Interesting experience this week: For only the second time since I got on Twitter six or seven years ago, I started getting harassed by an honest-to-goodness troll. He/she is literally the kind of tweeter that opens the conversation with vulgarity and then goes down from there. In this case, my troll opened with an image of a toddler extending the middle finger. My offense, in his/her eyes, was that I criticized Hillary Clinton’s 2016 campaign. This apparently makes me a “fascist, cuck, Trumpian, etc.” who should “eat him”. (I mean, I voted for Johnson and have denigrated Trump since the turn of the millennium, but who am I to say who I actually support?) Needless to say, I was dealing with a class act with a razor-sharp intellect. He/she kept tweeting discourse-free bile and rage at me despite me repeatedly making it clear that I didn’t want to engage.
Finally, even though I’m no fan of blocking, muting or reporting accounts – it seems inconsistent with my free discourse mindset on social media – I finally had to do the latter two. This troll would not let up – he/she has been stalking my posts since Wednesday despite knowing that I reported him/her to Twitter.
Anyway, once I stopped being annoyed with my troll, I started to think about the life such people must lead, and I started feeling really depressed for him/her/them.
I spend a lot of time on social media. I often debate issues with people, sometimes pointedly, so I know how even restrained interactions like that can get to feeling a little toxic over time.
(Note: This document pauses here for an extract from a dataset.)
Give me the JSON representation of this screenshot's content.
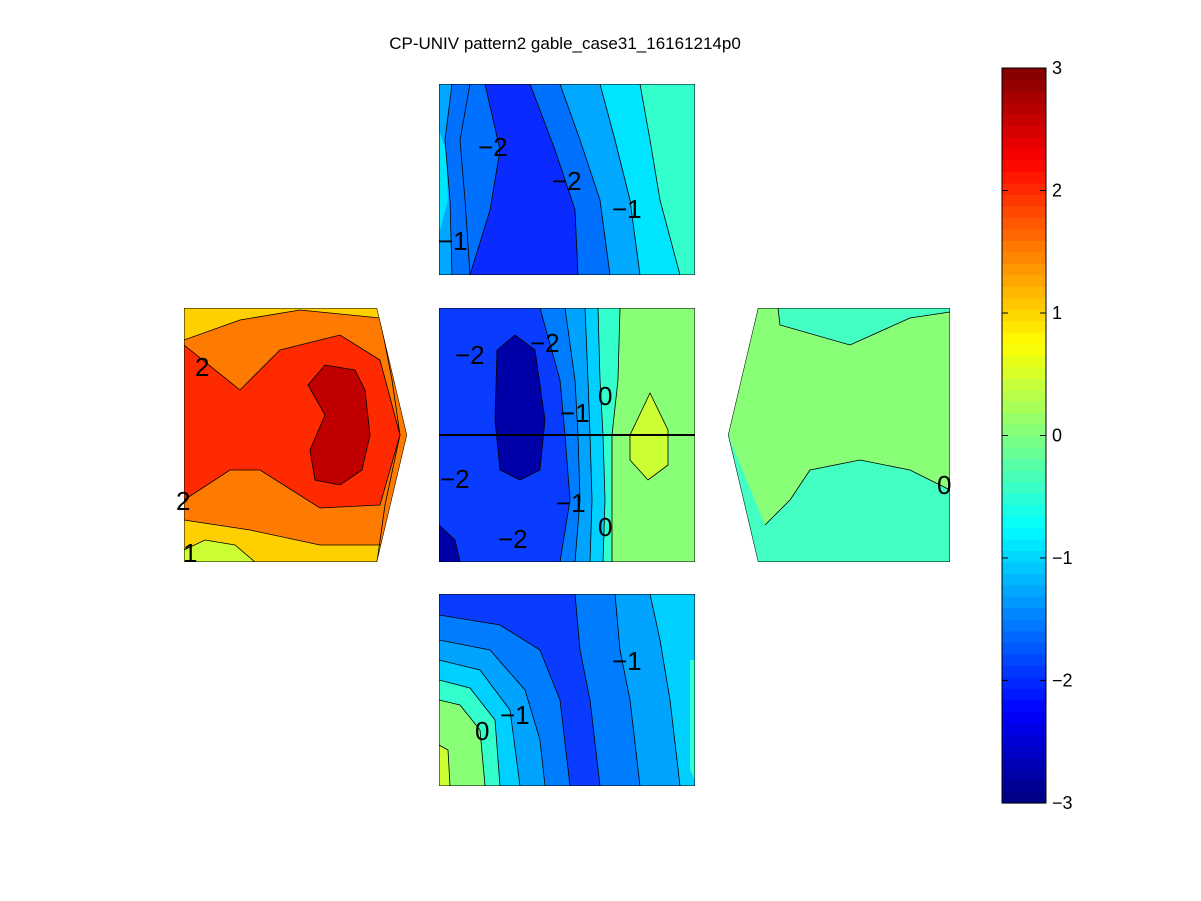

That’s why I occasionally take a sabbatical for a few weeks from all social media. So when I thought about what it must be like to live on social media like my troll does, endlessly engaging in pointless bile…
I’m not a particularly sentimental person, but I felt legitimately heartsick for people like my troll when that thought hit me.
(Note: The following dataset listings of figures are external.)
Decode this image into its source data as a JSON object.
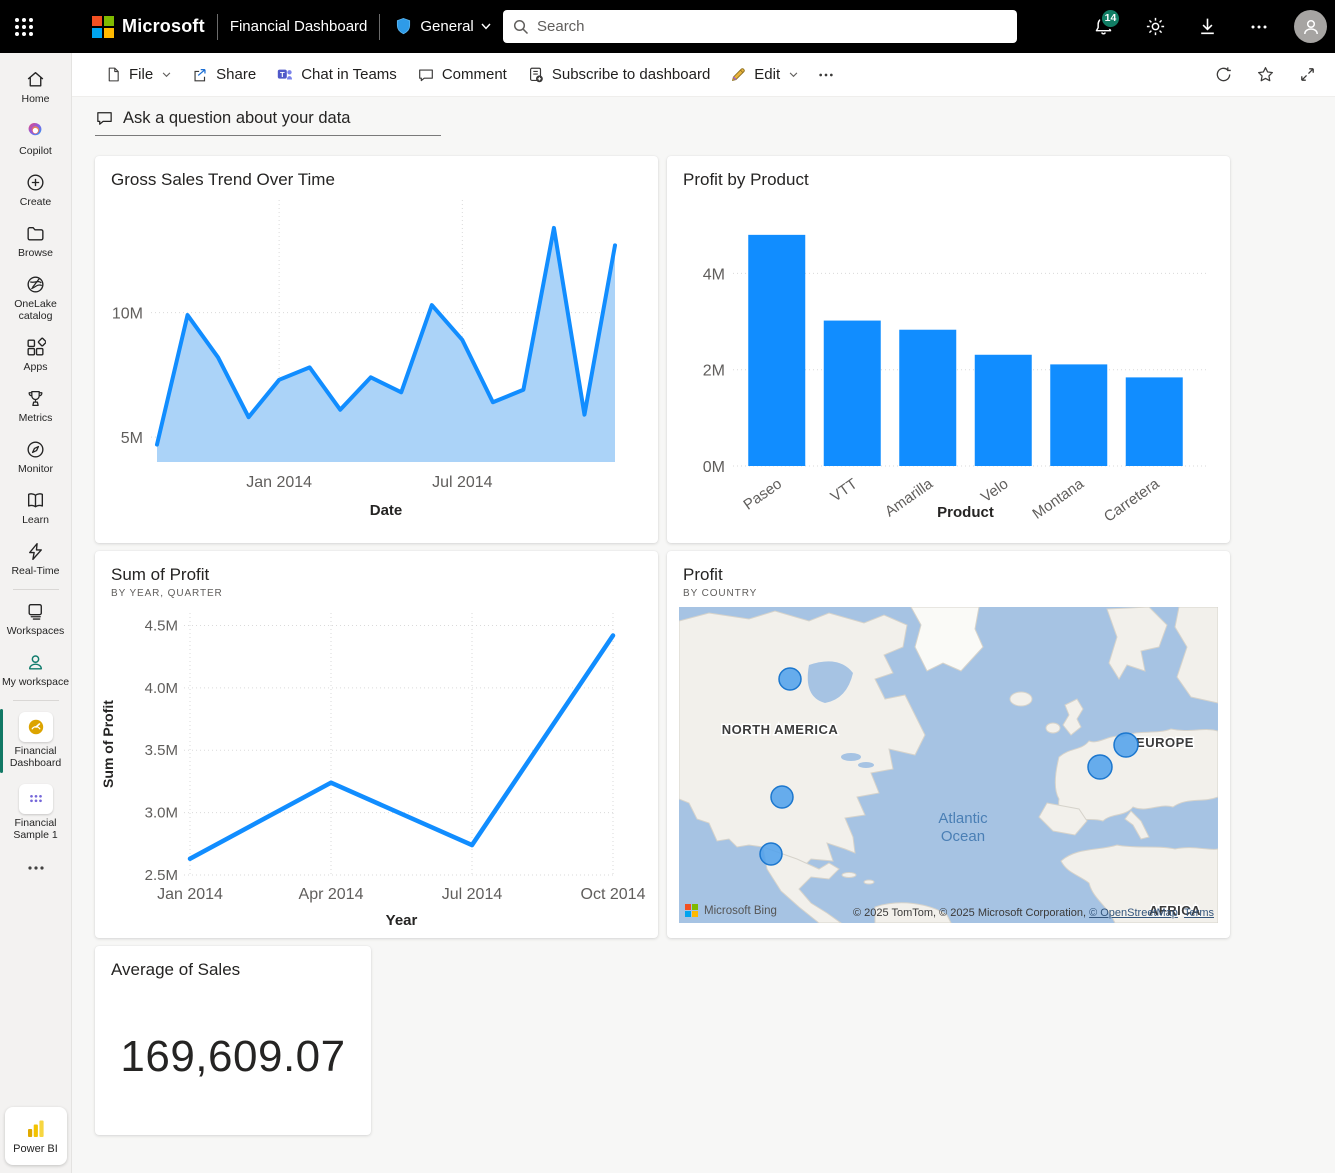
{
  "topbar": {
    "product": "Microsoft",
    "title": "Financial Dashboard",
    "workspace": "General",
    "search_placeholder": "Search",
    "notification_count": "14"
  },
  "toolbar": {
    "file": "File",
    "share": "Share",
    "chat_in_teams": "Chat in Teams",
    "comment": "Comment",
    "subscribe": "Subscribe to dashboard",
    "edit": "Edit"
  },
  "qna": {
    "prompt": "Ask a question about your data"
  },
  "sidebar": {
    "items": [
      {
        "label": "Home"
      },
      {
        "label": "Copilot"
      },
      {
        "label": "Create"
      },
      {
        "label": "Browse"
      },
      {
        "label": "OneLake catalog"
      },
      {
        "label": "Apps"
      },
      {
        "label": "Metrics"
      },
      {
        "label": "Monitor"
      },
      {
        "label": "Learn"
      },
      {
        "label": "Real-Time"
      },
      {
        "label": "Workspaces"
      },
      {
        "label": "My workspace"
      },
      {
        "label": "Financial Dashboard",
        "active": true
      },
      {
        "label": "Financial Sample 1"
      }
    ],
    "footer": "Power BI"
  },
  "chart_data": [
    {
      "type": "area",
      "title": "Gross Sales Trend Over Time",
      "xlabel": "Date",
      "x": [
        "Sep 2013",
        "Oct 2013",
        "Nov 2013",
        "Dec 2013",
        "Jan 2014",
        "Feb 2014",
        "Mar 2014",
        "Apr 2014",
        "May 2014",
        "Jun 2014",
        "Jul 2014",
        "Aug 2014",
        "Sep 2014",
        "Oct 2014",
        "Nov 2014",
        "Dec 2014"
      ],
      "values_millions": [
        4.7,
        9.9,
        8.2,
        5.8,
        7.3,
        7.8,
        6.1,
        7.4,
        6.8,
        10.3,
        8.9,
        6.4,
        6.9,
        13.4,
        5.9,
        12.7
      ],
      "ylim_millions": [
        4,
        14.2
      ],
      "yticks": [
        {
          "label": "5M",
          "value": 5
        },
        {
          "label": "10M",
          "value": 10
        }
      ],
      "xticks": [
        {
          "label": "Jan 2014",
          "index": 4
        },
        {
          "label": "Jul 2014",
          "index": 10
        }
      ],
      "line_color": "#118DFF",
      "fill_color": "#ABD3F8",
      "grid": true
    },
    {
      "type": "bar",
      "title": "Profit by Product",
      "xlabel": "Product",
      "categories": [
        "Paseo",
        "VTT",
        "Amarilla",
        "Velo",
        "Montana",
        "Carretera"
      ],
      "values_millions": [
        4.8,
        3.02,
        2.83,
        2.31,
        2.11,
        1.84
      ],
      "ylim_millions": [
        0,
        5.15
      ],
      "yticks": [
        {
          "label": "0M",
          "value": 0
        },
        {
          "label": "2M",
          "value": 2
        },
        {
          "label": "4M",
          "value": 4
        }
      ],
      "bar_color": "#118DFF",
      "grid": true
    },
    {
      "type": "line",
      "title": "Sum of Profit",
      "subtitle": "BY YEAR, QUARTER",
      "xlabel": "Year",
      "ylabel": "Sum of Profit",
      "categories": [
        "Jan 2014",
        "Apr 2014",
        "Jul 2014",
        "Oct 2014"
      ],
      "values_millions": [
        2.63,
        3.24,
        2.74,
        4.42
      ],
      "ylim_millions": [
        2.5,
        4.6
      ],
      "yticks": [
        {
          "label": "2.5M",
          "value": 2.5
        },
        {
          "label": "3.0M",
          "value": 3.0
        },
        {
          "label": "3.5M",
          "value": 3.5
        },
        {
          "label": "4.0M",
          "value": 4.0
        },
        {
          "label": "4.5M",
          "value": 4.5
        }
      ],
      "line_color": "#118DFF",
      "grid": true
    },
    {
      "type": "map",
      "title": "Profit",
      "subtitle": "BY COUNTRY",
      "region_labels": [
        {
          "text": "NORTH AMERICA",
          "x": 101,
          "y": 127
        },
        {
          "text": "EUROPE",
          "x": 486,
          "y": 140
        },
        {
          "text": "AFRICA",
          "x": 496,
          "y": 308
        }
      ],
      "ocean_label": {
        "lines": [
          "Atlantic",
          "Ocean"
        ],
        "x": 284,
        "y": 216
      },
      "bubbles": [
        {
          "x": 111,
          "y": 72,
          "r": 11
        },
        {
          "x": 103,
          "y": 190,
          "r": 11
        },
        {
          "x": 92,
          "y": 247,
          "r": 11
        },
        {
          "x": 421,
          "y": 160,
          "r": 12
        },
        {
          "x": 447,
          "y": 138,
          "r": 12
        }
      ],
      "bubble_color": "#4DA0EC",
      "bubble_stroke": "#1C77CE",
      "attribution": {
        "bing": "Microsoft Bing",
        "text": "© 2025 TomTom, © 2025 Microsoft Corporation, ",
        "links": [
          "© OpenStreetMap",
          "Terms"
        ]
      }
    },
    {
      "type": "card",
      "title": "Average of Sales",
      "value": "169,609.07"
    }
  ]
}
“…once I stopped being annoyed with my troll, I started to think about the life such people must lead, and I started feeling really depressed for him/her/them.”
I suspect that my troll is reading this, given the aforementioned stalking of my Twitter feed. Thankfully, I won’t know if he/she replies, given the mute. Regardless – and I am speaking directly to my troll now – I meant what I said above. I genuinely feel badly for you. Life is too short, dude (or whatever the feminine is for “dude” these days). Give yourself a break and find a healthier way to channel your views/angst/etc.
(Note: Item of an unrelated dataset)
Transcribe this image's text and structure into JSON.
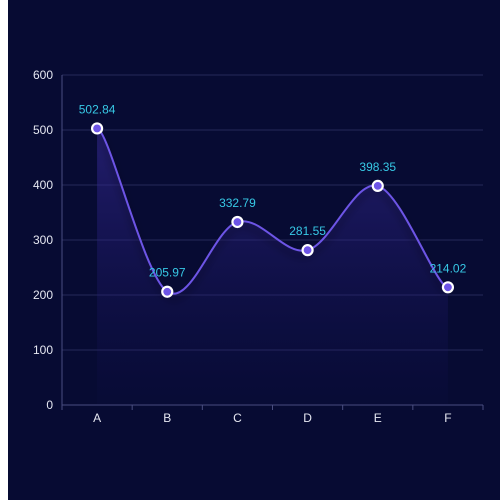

Look, I’m all for advocating the positions I believe in on social media and trying to raise awareness of/persuade people on the matters I care about. But what you’re doing is nothing of the sort, whether you realize that or not. I hope at some point you realize that what I’m saying here really is not meant as a cheap shot or dig. You need to seriously reassess how you’re spending your time online. Get off the computer more, and go interact with real people – maybe even some people who you disagree with. Learn to phrase your arguments in ways that might actually further the causes you care about. Most of all, find a way to channel your feelings in a manner that can actually make you happy.
Because if you think that what you’re doing now makes you happy…that’s a really troubling sign.